Gentile Direttore,
costituitasi nel 2018, compito della nostra Associazione di osteopati è l’approfondimento delle buone pratiche di assistenza, delle modalità per ridurre il rischio terapeutico, della salvaguardia deontologica e della compatibilità tra esercizio professionale e pedagogia a questo dedicata. A quest’ultimo tema dedico la seguente riflessione.
I costanti rinvii del Decreto sulla formazione e sulle equipollenze degli osteopati dimostrano che la conclusione dello stesso iter sia arenata su criticità concernenti la stessa visione culturale e scientifica della professione: problemi ai quali gli approfondimenti di nostro riferimento fornirebbero soluzione. In sintesi, la difficoltà di regolamentare una professione che trae fondamento dai principi propri delle medicine tradizionali e complementari, pur avendo l’osteopatia fin dai suoi albori coniugato gli stessi principi con le verifiche di efficacia basate sull’evidenza, può trovare risposta proprio dall’analisi culturale di tale esperienza originale nel suo dualismo. Non basta reclamare un generico diritto al riconoscimento indifferenziato di tutti gli osteopati.
Viceversa, regolamentato il ruolo sanitario e preventivo degli osteopati, occorre avere il coraggio di riconoscere modalità e linee guida della loro pratica professionale a tutela della Salute e della specificità assistenziale.
Si tratta, cioè, di definire una prospettiva interdisciplinare complessa, fondata su un insieme di competenze scientifiche, mediche ed umanistiche per fornire contributo innovativo e diffuso ai sistemi di cura occidentali. Allo scopo, è essenziale definire anche in Italia un corso di studi in osteopatia autonomo anziché omologato e subordinato a preesistenti pedagogie sanitarie. Né potrebbe esservi diversa epistemologia pedagogica per una professione sanitaria di primo contatto, riferita alle evidenze delle indicazioni e delle controindicazioni del più completo trattamento manuale, ma anche ai contesti relazionali, multiculturali ed interprofessionali sanitari con l’obiettivo fondamentale di un’alleanza terapeutica con i pazienti e i medici per cure preventive, autonome e centrate sul paziente.
Inoltre, se obiettivo comune è il riconoscimento dei nuovi professionisti sanitari mediante iscrizione all’Ordine TSRM e PSTRP, ovviando in tal modo a rischi, precarietà e discriminazione fiscale, rappresenta interesse collettivo l’inquadramento delle loro competenze in modo da garantire autonomia ed efficienza assistenziale (cfr.: L. 3/2018, art. 7).
Infatti, solo valorizzando la complessità del patrimonio culturale degli osteopati deriverebbe sostegno alla professione medica in termini interdisciplinari, educativi e di orientamento sanitario, come testimoniato per altro dalle risultanze in sede di cooperazione inter-specialistica.

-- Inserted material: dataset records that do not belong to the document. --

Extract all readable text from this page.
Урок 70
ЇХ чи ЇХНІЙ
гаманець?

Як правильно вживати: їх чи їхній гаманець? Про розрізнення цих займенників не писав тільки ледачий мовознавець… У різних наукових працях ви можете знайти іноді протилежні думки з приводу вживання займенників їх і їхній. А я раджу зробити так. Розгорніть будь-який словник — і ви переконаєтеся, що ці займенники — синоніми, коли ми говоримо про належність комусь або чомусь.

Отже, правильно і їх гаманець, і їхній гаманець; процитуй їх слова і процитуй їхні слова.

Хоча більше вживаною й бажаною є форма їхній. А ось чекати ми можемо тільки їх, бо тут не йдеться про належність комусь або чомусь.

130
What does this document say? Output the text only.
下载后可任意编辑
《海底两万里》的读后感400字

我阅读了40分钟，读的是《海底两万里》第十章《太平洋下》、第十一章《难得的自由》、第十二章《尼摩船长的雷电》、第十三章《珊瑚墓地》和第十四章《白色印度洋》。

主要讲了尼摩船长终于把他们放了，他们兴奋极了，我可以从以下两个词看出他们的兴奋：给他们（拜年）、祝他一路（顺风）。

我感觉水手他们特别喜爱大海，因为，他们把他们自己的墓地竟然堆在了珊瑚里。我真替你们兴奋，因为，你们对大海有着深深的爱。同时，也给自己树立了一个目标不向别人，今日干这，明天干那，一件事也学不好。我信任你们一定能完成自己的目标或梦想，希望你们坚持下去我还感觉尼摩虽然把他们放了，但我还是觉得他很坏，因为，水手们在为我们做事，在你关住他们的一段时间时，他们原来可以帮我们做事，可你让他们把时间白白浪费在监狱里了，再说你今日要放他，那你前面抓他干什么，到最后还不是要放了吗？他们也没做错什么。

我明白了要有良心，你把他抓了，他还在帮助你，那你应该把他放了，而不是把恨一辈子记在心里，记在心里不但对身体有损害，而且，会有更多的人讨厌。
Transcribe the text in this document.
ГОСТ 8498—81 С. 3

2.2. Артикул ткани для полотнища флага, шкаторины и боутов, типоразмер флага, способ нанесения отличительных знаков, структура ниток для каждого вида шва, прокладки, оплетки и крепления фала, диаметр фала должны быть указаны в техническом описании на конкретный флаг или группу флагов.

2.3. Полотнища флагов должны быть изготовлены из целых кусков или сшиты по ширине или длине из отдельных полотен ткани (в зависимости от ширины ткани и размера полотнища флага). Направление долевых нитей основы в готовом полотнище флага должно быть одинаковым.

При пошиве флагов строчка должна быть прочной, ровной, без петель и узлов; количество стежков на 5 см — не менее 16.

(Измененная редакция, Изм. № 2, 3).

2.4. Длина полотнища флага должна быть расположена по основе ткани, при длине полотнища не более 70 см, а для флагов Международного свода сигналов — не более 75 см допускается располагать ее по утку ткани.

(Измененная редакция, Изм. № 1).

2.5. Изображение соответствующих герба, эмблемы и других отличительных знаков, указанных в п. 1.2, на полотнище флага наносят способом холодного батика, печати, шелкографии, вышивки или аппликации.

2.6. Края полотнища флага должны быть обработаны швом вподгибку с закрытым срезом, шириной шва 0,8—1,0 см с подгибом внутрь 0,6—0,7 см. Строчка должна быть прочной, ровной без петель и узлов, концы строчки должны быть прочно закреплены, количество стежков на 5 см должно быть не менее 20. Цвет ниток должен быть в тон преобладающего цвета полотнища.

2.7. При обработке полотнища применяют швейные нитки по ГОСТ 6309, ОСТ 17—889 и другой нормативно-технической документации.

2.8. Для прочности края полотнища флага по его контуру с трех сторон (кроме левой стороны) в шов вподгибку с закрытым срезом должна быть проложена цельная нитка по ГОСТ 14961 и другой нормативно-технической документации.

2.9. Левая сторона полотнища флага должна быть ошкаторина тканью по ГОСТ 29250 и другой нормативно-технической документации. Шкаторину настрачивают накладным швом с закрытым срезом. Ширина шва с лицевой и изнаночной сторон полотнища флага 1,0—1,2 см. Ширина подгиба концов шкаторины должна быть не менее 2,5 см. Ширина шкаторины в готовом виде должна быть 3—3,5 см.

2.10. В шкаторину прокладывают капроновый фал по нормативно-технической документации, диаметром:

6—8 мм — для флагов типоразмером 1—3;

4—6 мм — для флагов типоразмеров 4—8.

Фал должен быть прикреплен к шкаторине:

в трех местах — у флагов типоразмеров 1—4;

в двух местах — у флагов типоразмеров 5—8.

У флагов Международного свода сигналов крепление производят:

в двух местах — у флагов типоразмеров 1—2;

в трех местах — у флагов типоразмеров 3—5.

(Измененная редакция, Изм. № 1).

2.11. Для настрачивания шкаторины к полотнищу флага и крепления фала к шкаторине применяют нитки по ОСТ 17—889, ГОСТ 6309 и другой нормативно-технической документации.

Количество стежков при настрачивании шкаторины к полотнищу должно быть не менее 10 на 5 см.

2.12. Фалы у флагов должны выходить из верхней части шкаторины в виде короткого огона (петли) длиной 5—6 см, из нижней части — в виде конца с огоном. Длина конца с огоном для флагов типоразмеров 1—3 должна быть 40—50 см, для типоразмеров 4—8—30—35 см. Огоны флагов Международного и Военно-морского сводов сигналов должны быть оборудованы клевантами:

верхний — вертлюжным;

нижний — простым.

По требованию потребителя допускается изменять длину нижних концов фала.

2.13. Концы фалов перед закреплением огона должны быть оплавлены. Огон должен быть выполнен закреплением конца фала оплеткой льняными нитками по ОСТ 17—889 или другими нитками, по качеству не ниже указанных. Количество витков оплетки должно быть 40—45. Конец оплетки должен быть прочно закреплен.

L’Osteopatia, cioè, costituendo professione di frontiera tra i principi allopatici e tradizionali, esente da responsabilità di cura nelle patologie conclamate e nei processi riabilitativi, dovrebbe progredire in autonomia attraverso proprie modalità di formazione scientifica e verifiche di efficacia, orientandosi cioè verso analisi sia quantitative che qualitative nel campo delle complessità antropologiche e dei rispettivi riscontri sanitari.